On the primary node, create a filesystem on the DRBD volume, mount it and create some files on it for testing :

mke2fs -j /dev/drbd0
mount /dev/drbd0 /mnt

Your replicated storage should now be mounted under /mnt. Copy some data into it, make some directories, unpack a few tarballs - and check to see how /proc/drbd updates on both nodes. Once you’re done, unmount the volume, and then demote the primary node to secondary :

umount /mnt
drbdadm secondary r0

Now, both nodes are marked as being "secondary". If we then log into "weasel", we can promote that node :

 drbdadm primary r0
Check /proc/drbd to see that the nodes have in fact swapped over ("otter" should be the secondary now, and "weasel" should be the new primary). You can then mount the volume on weasel and see the data there from earlier. That's it for DRBD - you have a functioning replicated pool of storage shared between both nodes. At this point, I'd recommend you take a breather, experiment with the two systems, read the manpages, and see what happens when you reboot each one. It's also an interesting experiment to see what happens when you try to mount the volume on a non-primary node - you should see that DRBD does the "right thing" in all of these cases, and prevents you from corrupting your data.  LVM As we'll be using LVM for greater flexibility in defining, managing and backing up our replicated storage, a few words may be needed at this point regarding managing LVM on top of DRBD, as it introduces a few extra complexities. I assume you're familiar with LVM - if not, the LVM HOWTO is a very good place to start. To begin with, we'll set up the DRBD volume as "physical volume" for use with LVM, so install the LVM tools :
apt-get install lvm2
We now need to tell the LVM subsystem to ignore the underlying device (/dev/md3) - otherwise on the primary node, LVM would see two identical physical volumes - one on the underlying disk, and the DRBD volume itself. Edit /etc/lvm/lvm.conf, and inside the "devices" section, add a couple of lines that read :
# Exclude DRBD underlying device
filter = [ "r|/dev/md3|" ]
Now, create a LVM "physical volume" on the DRBD device:
pvcreate /dev/drbd0
Then the volume group, called "storage" :
vgcreate storage /dev/drbd0
And then finally, a 10Gb test volume called "test", which we'll then format and mount :
lvcreate -L10G -ntest storage
mke2fs -j /dev/storage/test
mount /dev/storage/test /mnt
And again, test the volume by creating a few files under /mnt.
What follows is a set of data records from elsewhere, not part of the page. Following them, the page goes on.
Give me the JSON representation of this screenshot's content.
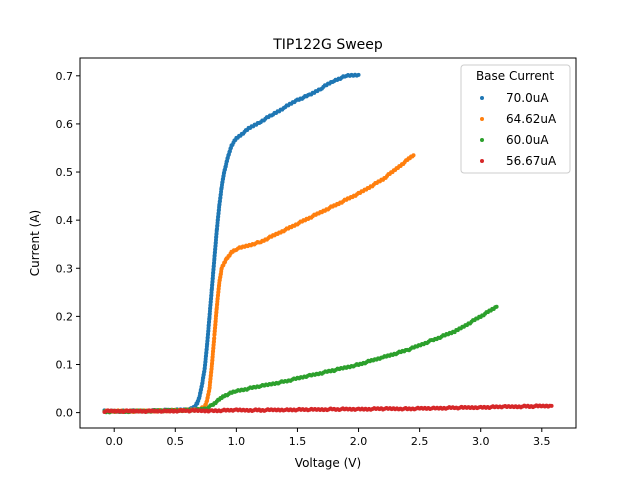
{
  "chart_data": {
    "type": "scatter",
    "title": "TIP122G Sweep",
    "xlabel": "Voltage (V)",
    "ylabel": "Current (A)",
    "xlim": [
      -0.28,
      3.78
    ],
    "ylim": [
      -0.032,
      0.737
    ],
    "xticks": [
      0.0,
      0.5,
      1.0,
      1.5,
      2.0,
      2.5,
      3.0,
      3.5
    ],
    "xtick_labels": [
      "0.0",
      "0.5",
      "1.0",
      "1.5",
      "2.0",
      "2.5",
      "3.0",
      "3.5"
    ],
    "yticks": [
      0.0,
      0.1,
      0.2,
      0.3,
      0.4,
      0.5,
      0.6,
      0.7
    ],
    "ytick_labels": [
      "0.0",
      "0.1",
      "0.2",
      "0.3",
      "0.4",
      "0.5",
      "0.6",
      "0.7"
    ],
    "grid": false,
    "legend": {
      "title": "Base Current",
      "placement": "top-right"
    },
    "series": [
      {
        "name": "70.0uA",
        "color": "#1f77b4",
        "points": [
          [
            -0.08,
            0.003
          ],
          [
            0.1,
            0.003
          ],
          [
            0.3,
            0.004
          ],
          [
            0.5,
            0.005
          ],
          [
            0.6,
            0.006
          ],
          [
            0.63,
            0.008
          ],
          [
            0.66,
            0.012
          ],
          [
            0.68,
            0.02
          ],
          [
            0.7,
            0.035
          ],
          [
            0.72,
            0.06
          ],
          [
            0.74,
            0.09
          ],
          [
            0.76,
            0.14
          ],
          [
            0.78,
            0.2
          ],
          [
            0.8,
            0.26
          ],
          [
            0.82,
            0.32
          ],
          [
            0.84,
            0.38
          ],
          [
            0.86,
            0.43
          ],
          [
            0.88,
            0.47
          ],
          [
            0.9,
            0.5
          ],
          [
            0.93,
            0.53
          ],
          [
            0.96,
            0.555
          ],
          [
            1.0,
            0.57
          ],
          [
            1.1,
            0.59
          ],
          [
            1.2,
            0.605
          ],
          [
            1.3,
            0.62
          ],
          [
            1.4,
            0.635
          ],
          [
            1.5,
            0.65
          ],
          [
            1.6,
            0.66
          ],
          [
            1.7,
            0.675
          ],
          [
            1.8,
            0.69
          ],
          [
            1.9,
            0.7
          ],
          [
            2.0,
            0.702
          ]
        ]
      },
      {
        "name": "64.62uA",
        "color": "#ff7f0e",
        "points": [
          [
            -0.08,
            0.003
          ],
          [
            0.2,
            0.003
          ],
          [
            0.4,
            0.004
          ],
          [
            0.6,
            0.005
          ],
          [
            0.7,
            0.007
          ],
          [
            0.74,
            0.012
          ],
          [
            0.76,
            0.025
          ],
          [
            0.78,
            0.05
          ],
          [
            0.8,
            0.1
          ],
          [
            0.82,
            0.16
          ],
          [
            0.84,
            0.22
          ],
          [
            0.86,
            0.27
          ],
          [
            0.88,
            0.3
          ],
          [
            0.92,
            0.32
          ],
          [
            0.96,
            0.333
          ],
          [
            1.0,
            0.34
          ],
          [
            1.2,
            0.355
          ],
          [
            1.4,
            0.38
          ],
          [
            1.6,
            0.405
          ],
          [
            1.8,
            0.43
          ],
          [
            2.0,
            0.455
          ],
          [
            2.2,
            0.485
          ],
          [
            2.3,
            0.505
          ],
          [
            2.4,
            0.525
          ],
          [
            2.45,
            0.535
          ]
        ]
      },
      {
        "name": "60.0uA",
        "color": "#2ca02c",
        "points": [
          [
            -0.08,
            0.002
          ],
          [
            0.2,
            0.003
          ],
          [
            0.4,
            0.004
          ],
          [
            0.6,
            0.005
          ],
          [
            0.7,
            0.006
          ],
          [
            0.75,
            0.008
          ],
          [
            0.8,
            0.015
          ],
          [
            0.85,
            0.025
          ],
          [
            0.9,
            0.035
          ],
          [
            1.0,
            0.045
          ],
          [
            1.2,
            0.055
          ],
          [
            1.4,
            0.065
          ],
          [
            1.6,
            0.077
          ],
          [
            1.8,
            0.088
          ],
          [
            2.0,
            0.1
          ],
          [
            2.2,
            0.115
          ],
          [
            2.4,
            0.13
          ],
          [
            2.6,
            0.15
          ],
          [
            2.8,
            0.17
          ],
          [
            3.0,
            0.2
          ],
          [
            3.13,
            0.22
          ]
        ]
      },
      {
        "name": "56.67uA",
        "color": "#d62728",
        "points": [
          [
            -0.08,
            0.003
          ],
          [
            0.2,
            0.003
          ],
          [
            0.4,
            0.003
          ],
          [
            0.6,
            0.004
          ],
          [
            0.8,
            0.004
          ],
          [
            1.0,
            0.005
          ],
          [
            1.2,
            0.005
          ],
          [
            1.4,
            0.006
          ],
          [
            1.6,
            0.006
          ],
          [
            1.8,
            0.007
          ],
          [
            2.0,
            0.007
          ],
          [
            2.2,
            0.008
          ],
          [
            2.4,
            0.008
          ],
          [
            2.6,
            0.009
          ],
          [
            2.8,
            0.01
          ],
          [
            3.0,
            0.011
          ],
          [
            3.2,
            0.012
          ],
          [
            3.4,
            0.013
          ],
          [
            3.58,
            0.014
          ]
        ]
      }
    ]
  }
}
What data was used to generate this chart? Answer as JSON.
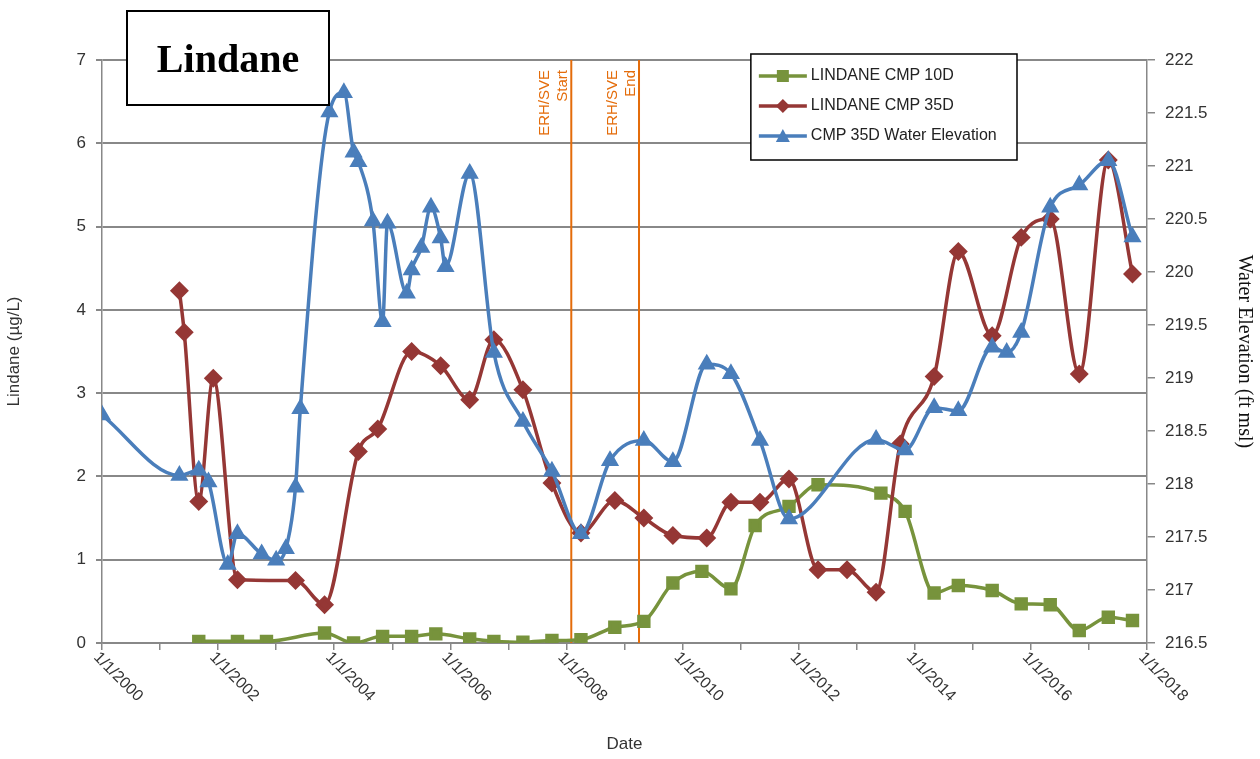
{
  "chart_data": {
    "type": "line",
    "title": "Lindane",
    "xlabel": "Date",
    "ylabel": "Lindane (µg/L)",
    "y2label": "Water Elevation (ft msl)",
    "xlim": [
      "2000-01-01",
      "2018-01-01"
    ],
    "xticks": [
      {
        "value": "2000-01-01",
        "label": "1/1/2000"
      },
      {
        "value": "2001-01-01",
        "label": null
      },
      {
        "value": "2002-01-01",
        "label": "1/1/2002"
      },
      {
        "value": "2003-01-01",
        "label": null
      },
      {
        "value": "2004-01-01",
        "label": "1/1/2004"
      },
      {
        "value": "2005-01-01",
        "label": null
      },
      {
        "value": "2006-01-01",
        "label": "1/1/2006"
      },
      {
        "value": "2007-01-01",
        "label": null
      },
      {
        "value": "2008-01-01",
        "label": "1/1/2008"
      },
      {
        "value": "2009-01-01",
        "label": null
      },
      {
        "value": "2010-01-01",
        "label": "1/1/2010"
      },
      {
        "value": "2011-01-01",
        "label": null
      },
      {
        "value": "2012-01-01",
        "label": "1/1/2012"
      },
      {
        "value": "2013-01-01",
        "label": null
      },
      {
        "value": "2014-01-01",
        "label": "1/1/2014"
      },
      {
        "value": "2015-01-01",
        "label": null
      },
      {
        "value": "2016-01-01",
        "label": "1/1/2016"
      },
      {
        "value": "2017-01-01",
        "label": null
      },
      {
        "value": "2018-01-01",
        "label": "1/1/2018"
      }
    ],
    "ylim": [
      0,
      7
    ],
    "yticks": [
      0,
      1,
      2,
      3,
      4,
      5,
      6,
      7
    ],
    "y2lim": [
      216.5,
      222
    ],
    "y2ticks": [
      216.5,
      217,
      217.5,
      218,
      218.5,
      219,
      219.5,
      220,
      220.5,
      221,
      221.5,
      222
    ],
    "grid": "y",
    "legend": "top right",
    "line_style": "solid",
    "ref_lines": [
      {
        "axis": "x",
        "value": "2008-02",
        "label": "ERH/SVE\nStart",
        "color": "#e46c0a"
      },
      {
        "axis": "x",
        "value": "2009-04",
        "label": "ERH/SVE\nEnd",
        "color": "#e46c0a"
      }
    ],
    "series": [
      {
        "name": "LINDANE CMP 10D",
        "color": "#77933c",
        "marker": "square",
        "x": [
          "2001-09",
          "2002-05",
          "2002-11",
          "2003-11",
          "2004-05",
          "2004-11",
          "2005-05",
          "2005-10",
          "2006-05",
          "2006-10",
          "2007-04",
          "2007-10",
          "2008-04",
          "2008-11",
          "2009-05",
          "2009-11",
          "2010-05",
          "2010-11",
          "2011-04",
          "2011-11",
          "2012-05",
          "2013-06",
          "2013-11",
          "2014-05",
          "2014-10",
          "2015-05",
          "2015-11",
          "2016-05",
          "2016-11",
          "2017-05",
          "2017-10"
        ],
        "values": [
          0.02,
          0.02,
          0.02,
          0.12,
          0.0,
          0.08,
          0.08,
          0.11,
          0.05,
          0.02,
          0.01,
          0.03,
          0.04,
          0.19,
          0.26,
          0.72,
          0.86,
          0.65,
          1.41,
          1.64,
          1.9,
          1.8,
          1.58,
          0.6,
          0.69,
          0.63,
          0.47,
          0.46,
          0.15,
          0.31,
          0.27
        ]
      },
      {
        "name": "LINDANE CMP 35D",
        "color": "#953735",
        "marker": "diamond",
        "x": [
          "2001-05",
          "2001-06",
          "2001-09",
          "2001-12",
          "2002-05",
          "2003-05",
          "2003-11",
          "2004-06",
          "2004-10",
          "2005-05",
          "2005-11",
          "2006-05",
          "2006-10",
          "2007-04",
          "2007-10",
          "2008-04",
          "2008-11",
          "2009-05",
          "2009-11",
          "2010-06",
          "2010-11",
          "2011-05",
          "2011-11",
          "2012-05",
          "2012-11",
          "2013-05",
          "2013-10",
          "2014-05",
          "2014-10",
          "2015-05",
          "2015-11",
          "2016-05",
          "2016-11",
          "2017-05",
          "2017-10"
        ],
        "values": [
          4.23,
          3.73,
          1.7,
          3.18,
          0.76,
          0.75,
          0.46,
          2.3,
          2.57,
          3.5,
          3.33,
          2.92,
          3.64,
          3.04,
          1.92,
          1.32,
          1.71,
          1.5,
          1.29,
          1.26,
          1.69,
          1.69,
          1.97,
          0.88,
          0.88,
          0.61,
          2.39,
          3.2,
          4.7,
          3.69,
          4.87,
          5.09,
          3.23,
          5.8,
          4.43
        ]
      },
      {
        "name": "CMP 35D Water Elevation",
        "color": "#4a7ebb",
        "marker": "triangle",
        "axis": "y2",
        "x": [
          "2000-01",
          "2001-05",
          "2001-09",
          "2001-11",
          "2002-03",
          "2002-05",
          "2002-10",
          "2003-01",
          "2003-03",
          "2003-05",
          "2003-06",
          "2003-12",
          "2004-03",
          "2004-05",
          "2004-06",
          "2004-09",
          "2004-11",
          "2004-12",
          "2005-04",
          "2005-05",
          "2005-07",
          "2005-09",
          "2005-11",
          "2005-12",
          "2006-05",
          "2006-10",
          "2007-04",
          "2007-10",
          "2008-04",
          "2008-10",
          "2009-05",
          "2009-11",
          "2010-06",
          "2010-11",
          "2011-05",
          "2011-11",
          "2013-05",
          "2013-11",
          "2014-05",
          "2014-10",
          "2015-05",
          "2015-08",
          "2015-11",
          "2016-05",
          "2016-11",
          "2017-05",
          "2017-10"
        ],
        "values": [
          218.65,
          218.08,
          218.13,
          218.02,
          217.24,
          217.53,
          217.34,
          217.28,
          217.39,
          217.97,
          218.71,
          221.51,
          221.69,
          221.13,
          221.04,
          220.48,
          219.53,
          220.46,
          219.8,
          220.02,
          220.23,
          220.61,
          220.32,
          220.05,
          220.93,
          219.24,
          218.59,
          218.12,
          217.53,
          218.22,
          218.41,
          218.21,
          219.13,
          219.04,
          218.41,
          217.67,
          218.42,
          218.32,
          218.72,
          218.69,
          219.29,
          219.24,
          219.43,
          220.61,
          220.82,
          221.05,
          220.33
        ]
      }
    ]
  }
}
Now, when you want to failover, you will need to add a couple of steps. First, on the primary node, unmount your logical volume, and change the volume group state to unavailable :
umount /mnt
vgchange -a n storage
  0 logical volume(s) in volume group "storage" now active
Now, demote the primary node to secondary :
drbdadm secondary r0
Now, you can promote the other node to primary, and you should be able to activate the volume group and logical volume :
drbdadm primary r0
vgchange -a y storage
And you should then be able to mount /dev/storage/test on the new primary node. Obviously, this becomes a major hassle each time you want to failover between nodes, and doesn't provide any automatic monitoring or failover in the event of hardware failure on one node. We'll cover that next in Part 3, where we'll add the Heartbeat package from the Linux-HA project to provide automatic node failover and redundancy.